Et ta technique c’est le mitraillage pour
sortir une bonne prise ?
PL : Je ne déclenche pas beaucoup. En un
an et demi j’ai fait 15 000 photos. Et puis j’ai peu
d’espace disque sur mon ordinateur donc ça règle
le problème. Et puis si je sens pas la photo je n’ai
même pas envie de la prendre. Même pas pour voir. Faire
le tri m’emmerde. A New York en 2 semaines je n’ai rapporté
que 400 photos donc pas plus qu’un amateur avec un argentique.
Vous postez vos photos sur le net. Avez-vous fait
des expos de vos photos ?
PL : Non, jamais et c’est cela qui m’intéresserait
bien aujourd’hui, presque plus que travailler dans la photo.
Exposer dans un café, un restau mais pas dans une galerie
officielle institutionnalisée. Pour le moment je n’ai
eu aucune proposition en ce sens via le net. Cela étant je
n’ai pas un thème spécifique autour duquel organiser
une expo. Mais j’aimerais bien en choisir un et faire des
photos sur ce thème. Mais je ne suis pas sûr de pouvoir
le faire. Il y a mes escaliers.
L’athlétisme aussi.
PL
: Oui. Mais c’était plus dans le suggéré.
On m’avait prêté un matériel de fou. Je
ne peux pas toutes les exposer car j’ai photographié
des sportifs comme Christine Aron par exemple qui est très
belle…Christine si tu lis ces lignes…. Je me suis bien
amusé mais ce n’est pas vraiment une série.
Quel matériel utilisez-vous ?
PL : J’ai un boitier numérique avec
un 17x35 mais dont je ne me sers peu et puis un 28x135 stabilisé
car je fais des photos d’intérieur aussi, et cela me
permet d’avoir une vitesse lente et de prendre des photos
sans trépied.
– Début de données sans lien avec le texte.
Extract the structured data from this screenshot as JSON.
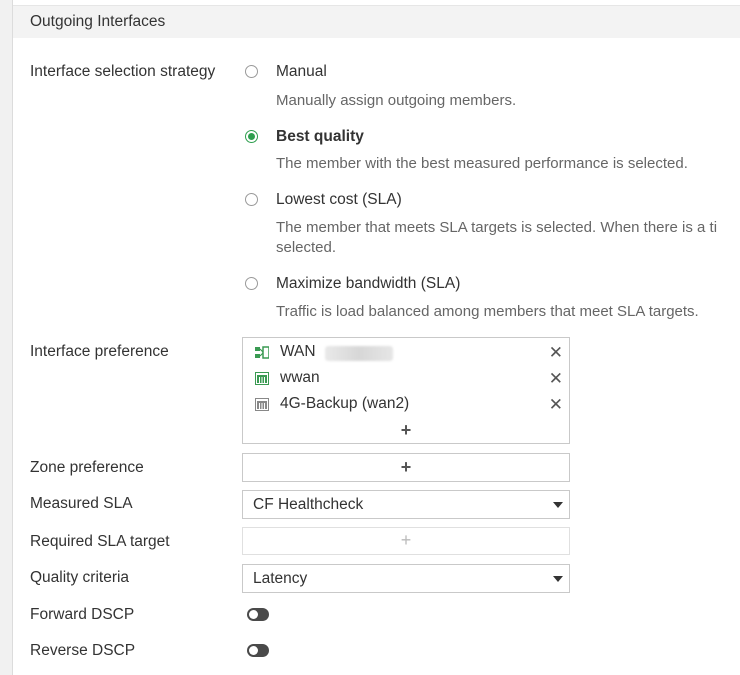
{
  "section": {
    "title": "Outgoing Interfaces"
  },
  "strategy": {
    "label": "Interface selection strategy",
    "options": [
      {
        "label": "Manual",
        "description": "Manually assign outgoing members.",
        "selected": false
      },
      {
        "label": "Best quality",
        "description": "The member with the best measured performance is selected.",
        "selected": true
      },
      {
        "label": "Lowest cost (SLA)",
        "description": "The member that meets SLA targets is selected. When there is a ti",
        "description2": "selected.",
        "selected": false
      },
      {
        "label": "Maximize bandwidth (SLA)",
        "description": "Traffic is load balanced among members that meet SLA targets.",
        "selected": false
      }
    ]
  },
  "interface_preference": {
    "label": "Interface preference",
    "items": [
      {
        "name": "WAN",
        "icon": "sdwan-interface-icon"
      },
      {
        "name": "wwan",
        "icon": "green-port-icon"
      },
      {
        "name": "4G-Backup (wan2)",
        "icon": "gray-port-icon"
      }
    ],
    "add": "+"
  },
  "zone_preference": {
    "label": "Zone preference",
    "add": "+"
  },
  "measured_sla": {
    "label": "Measured SLA",
    "value": "CF Healthcheck"
  },
  "required_sla": {
    "label": "Required SLA target",
    "add": "+"
  },
  "quality_criteria": {
    "label": "Quality criteria",
    "value": "Latency"
  },
  "forward_dscp": {
    "label": "Forward DSCP",
    "enabled": false
  },
  "reverse_dscp": {
    "label": "Reverse DSCP",
    "enabled": false
  },
  "colors": {
    "accent": "#2e9e4e",
    "toggle_off": "#4a4a4a"
  }
}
Et puis j’ai un 50 f1.8 relativement
classique. J’aimerai bien avoir un gros téléobjectif
mais stabilisé pour voir de loin ce qui permet de casser
les perspectives. Et puis il est beau. J’aime bien le matériel.
Ah j’ai aussi un flash c’est bien…pour les mariages.
(sourire)
Le matériel numérique très
sophistiqué est pratiquement à la portée de
tous aujourd'hui. Y a-t-il encore un intérêt à
faire des photos?
PL : Bien sûr, tout le monde peut faire des
photos mais qu’il en fassent tous. La photo numérique
avec ses capacités de retouche permet de faire de belles
choses mais on peut facilement tomber dans le mauvais goût
à mon point de vue. Tout ce qui était photos coloristes
comme celles de Fontana que j’adore où les couleurs
sont super saturées résultaient d’une démarche
quant au développement. Le numérique anéantit
un peu ce genre de choses. On regarde plus le résultat que
le procédé. On juge aussi une photo sur la difficulté
rencontrée pour la prendre. Prendre des escaliers ce n’est
pas très difficile.
Il faut l’œil
PL : Il faut avoir envie. L’engouement pour
la photo numérique se tassera. L’essentiel est d’avoir
envie de faire une photo. Les gens s’achètent un numérique
comme un robot mixer.
Quels sont les photographes dont vous appréciez
le travail, qui vous ont donné le goût de la photo
?
PL : ..ou d’arrêter (rires). Il y a
deux catégories : les photographes dont j’aime le travail
et j’ose me dire que je suis un peu dans le même délire
et je les découvre souvent parce qu’on me dit que mes
photos ressemblent aux leurs. Et puis, il y a les photographes qui
sont dans un registre très différent comme Depardon.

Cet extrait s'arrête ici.